A força da ICAR fez sentir-se nas excursões de devotos que se dirigiram a Roma com o zelo dos muçulmanos em relação a Meca. A ansiedade de tocar o ataúde do Papa polaco foi tanta quanto a sofreguidão dos judeus ortodoxos às marradas no Muro das Lamentações.

Há muito que não se gastavam tantas velas com um só defunto, que o barulho dos sinos não azucrinava tanto os tímpanos, enfim, há muito que Deus não incomodava tanto. Nós, os ateus, ficámos siderados com tamanha devoção. Quatro milhões de devotos a caminho de Roma, em homenagem ao Papa, ultrapassaram os três milhões de portugueses que rejubilaram com a vitória de um tal Castelo Branco num concurso educativo da TVI – «A Quinta das Celebridades» – canal que piedosamente foi concedido ao Patriarca de Lisboa e que as vicissitudes do mercado levaram, então, à falência.

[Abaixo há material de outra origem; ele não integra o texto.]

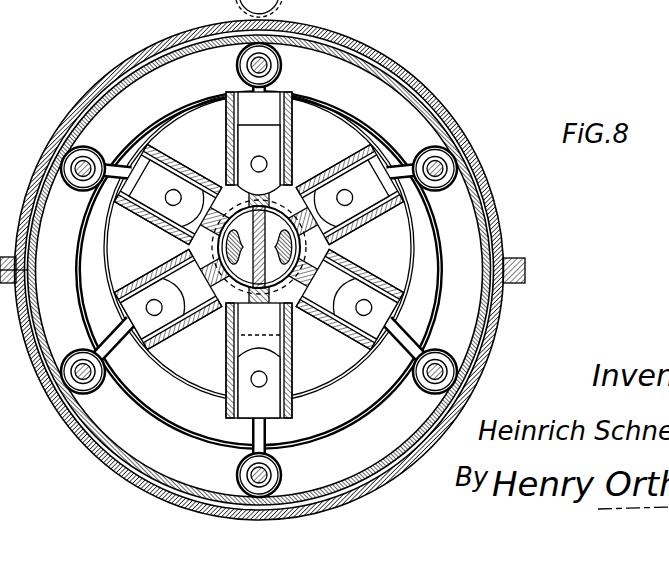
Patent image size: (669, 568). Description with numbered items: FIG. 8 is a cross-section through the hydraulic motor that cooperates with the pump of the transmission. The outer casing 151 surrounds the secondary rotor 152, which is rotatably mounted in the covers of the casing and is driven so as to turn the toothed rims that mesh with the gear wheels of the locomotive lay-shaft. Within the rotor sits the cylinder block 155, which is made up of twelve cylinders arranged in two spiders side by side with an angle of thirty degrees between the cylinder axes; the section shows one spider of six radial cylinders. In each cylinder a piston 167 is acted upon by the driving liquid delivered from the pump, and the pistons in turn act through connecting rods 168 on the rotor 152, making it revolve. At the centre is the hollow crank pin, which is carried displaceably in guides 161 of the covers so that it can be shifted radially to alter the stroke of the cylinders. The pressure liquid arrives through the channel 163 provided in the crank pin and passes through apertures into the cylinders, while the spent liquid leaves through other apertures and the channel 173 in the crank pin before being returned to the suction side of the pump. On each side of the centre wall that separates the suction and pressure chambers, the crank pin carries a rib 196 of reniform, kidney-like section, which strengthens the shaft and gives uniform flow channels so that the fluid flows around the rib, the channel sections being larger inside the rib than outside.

The casing 151 is at (455, 113).
The secondary rotor 152 is at (400, 88).
The cylinder block 155 is at (386, 213).
The guides 161 is at (335, 246).
The channel 163 is at (290, 195).
The pistons 167 is at (265, 397).
The connecting rods 168 is at (260, 427).
The channel 173 is at (152, 144).
The rib 196 is at (214, 248).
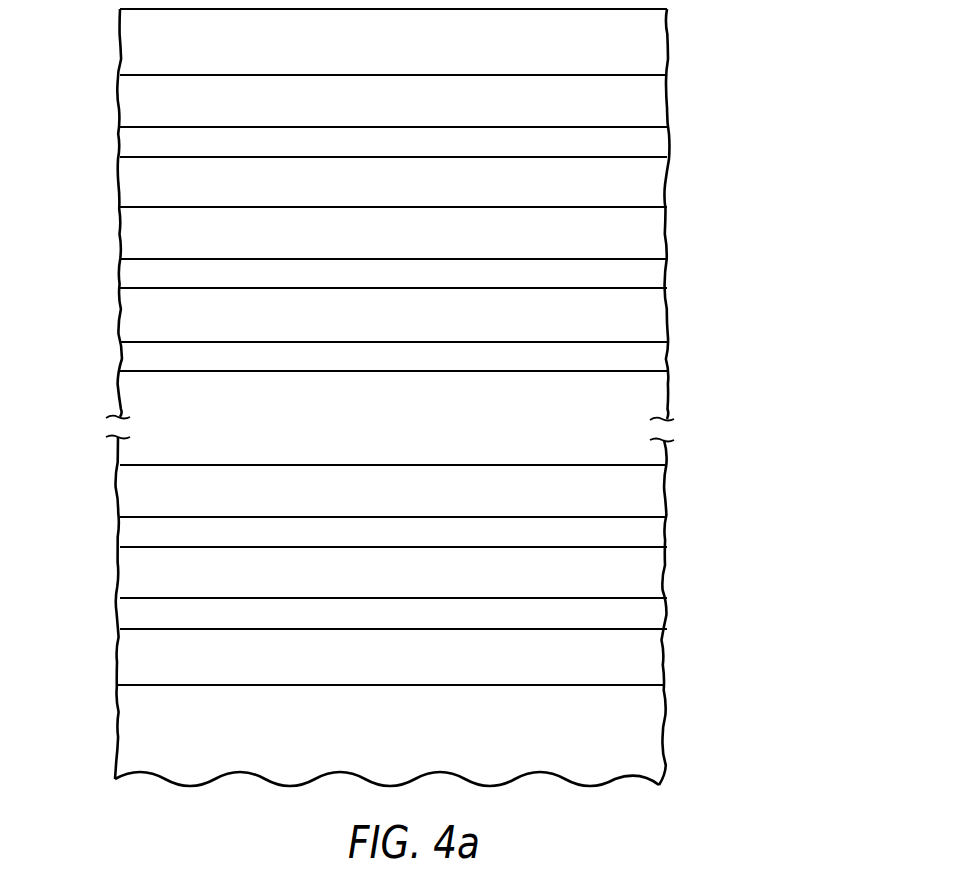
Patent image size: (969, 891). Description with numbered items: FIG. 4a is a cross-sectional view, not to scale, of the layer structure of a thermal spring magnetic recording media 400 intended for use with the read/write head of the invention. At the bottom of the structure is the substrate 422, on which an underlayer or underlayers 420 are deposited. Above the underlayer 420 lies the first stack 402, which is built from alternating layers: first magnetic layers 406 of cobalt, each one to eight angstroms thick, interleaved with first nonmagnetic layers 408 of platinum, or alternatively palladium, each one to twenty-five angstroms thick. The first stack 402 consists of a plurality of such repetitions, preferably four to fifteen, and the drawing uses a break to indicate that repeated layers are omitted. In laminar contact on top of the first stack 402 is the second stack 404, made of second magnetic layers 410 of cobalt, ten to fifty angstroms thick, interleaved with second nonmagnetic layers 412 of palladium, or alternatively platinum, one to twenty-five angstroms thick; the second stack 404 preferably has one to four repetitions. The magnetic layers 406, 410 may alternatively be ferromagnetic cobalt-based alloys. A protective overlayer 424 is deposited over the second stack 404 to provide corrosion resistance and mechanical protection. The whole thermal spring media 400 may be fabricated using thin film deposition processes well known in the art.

The thermal spring magnetic recording media 400 is at (699, 760).
The first stack 402 is at (375, 421).
The second stack 404 is at (375, 141).
The first magnetic layers 406 is at (665, 275).
The first nonmagnetic layers 408 is at (603, 330).
The second magnetic layers 410 is at (603, 117).
The second nonmagnetic layers 412 is at (668, 143).
The underlayer 420 is at (603, 670).
The substrate 422 is at (603, 743).
The protective overlayer 424 is at (603, 60).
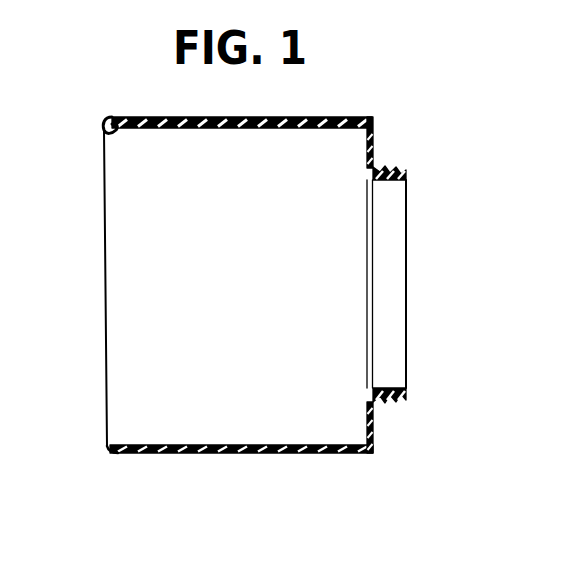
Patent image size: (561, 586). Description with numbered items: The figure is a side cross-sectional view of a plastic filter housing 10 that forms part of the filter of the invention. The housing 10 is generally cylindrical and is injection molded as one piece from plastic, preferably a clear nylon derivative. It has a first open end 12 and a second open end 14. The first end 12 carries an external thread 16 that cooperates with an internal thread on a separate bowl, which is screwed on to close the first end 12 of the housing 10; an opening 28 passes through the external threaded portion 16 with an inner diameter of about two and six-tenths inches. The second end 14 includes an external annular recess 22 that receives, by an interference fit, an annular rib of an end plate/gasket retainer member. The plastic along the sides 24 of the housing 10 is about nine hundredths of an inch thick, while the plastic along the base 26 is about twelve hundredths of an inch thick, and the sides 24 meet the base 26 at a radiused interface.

The housing 10 is at (78, 86).
The first open end 12 is at (403, 178).
The second open end 14 is at (104, 131).
The external thread 16 is at (392, 170).
The external annular recess 22 is at (118, 451).
The sides 24 is at (172, 455).
The base 26 is at (376, 422).
The opening 28 is at (392, 182).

Antigamente a ICAR convertia os relapsos com a ameaça do Inferno e o temor dos autos-de-fé. Hoje, atrai-os com o brilho dos espectáculos fúnebres que encena com meticulosa e garrida coreografia. São dois mil anos de manha posta ao serviço da sobrevivência e da conquista do poder. Deus, na sua inexistência, é um mero pretexto para o êxito do negócio.

8 de Abril, 2005 Carlos Esperança

A morte de Rainier III

A morte de JP2 prejudicou gravemente a projecção mediática de outro espectáculo fúnebre encenado para Rainier III.
O Diário Ateísta não pode deixar de registar a morte de «um príncipe de direito divino», como o próprio se considerava.
Não surpreende que, na ausência da democracia, quem manda se desculpe, admira que quem obedece aceite a justificação.

O Mónaco é um país a fingir onde o príncipe defunto tinha o poder a sério. Autoritário e carrancudo conseguiu fazer-se amar pelos súbditos (na monarquia não há cidadãos) a quem proporcionou um raro bem-estar graças à indústria bancária e aos lucros dos casinos, especialmente o de Monte Carlo.

É natural que um príncipe de origem divina tenha transformado o Mónaco num Paraíso…fiscal. Deo juvante (Com a ajuda de Deus) – divisa familiar dos Grimaldi -, governou os sete mil monegascos (cerca de 20% dos habitantes do principado) cujo bem-estar depende da falta de escrúpulos com que afluem dinheiros de origem duvidosa de todo o Planeta.

O Príncipe, grande amigo de JP2, de quem recebeu uma bênção especial poucos dias antes do abençoador e do abençoado morrerem, foi sempre um excelente católico, temente a Deus e cumpridor dos sacramentos. Deus, por sua vez, pagou-lhe a devoção em numerário pelo que deixa uma enorme fortuna.

Os filhos, Carolina, Alberto e Stéphanie, além da sólida educação católica, sofreram marcada influência das hormonas. Assim, além da eucaristia, que sempre frequentaram, não se furtaram aos prazeres da carne. A igreja e a enxerga alternaram, a piedade e a libertinagem conviveram e uma das filhas preferia ter no quarto o guarda-costas ao oratório.

Nota: O catolicismo é a religião de Estado no Mónaco de acordo com a Constituição de 1962, em vigor.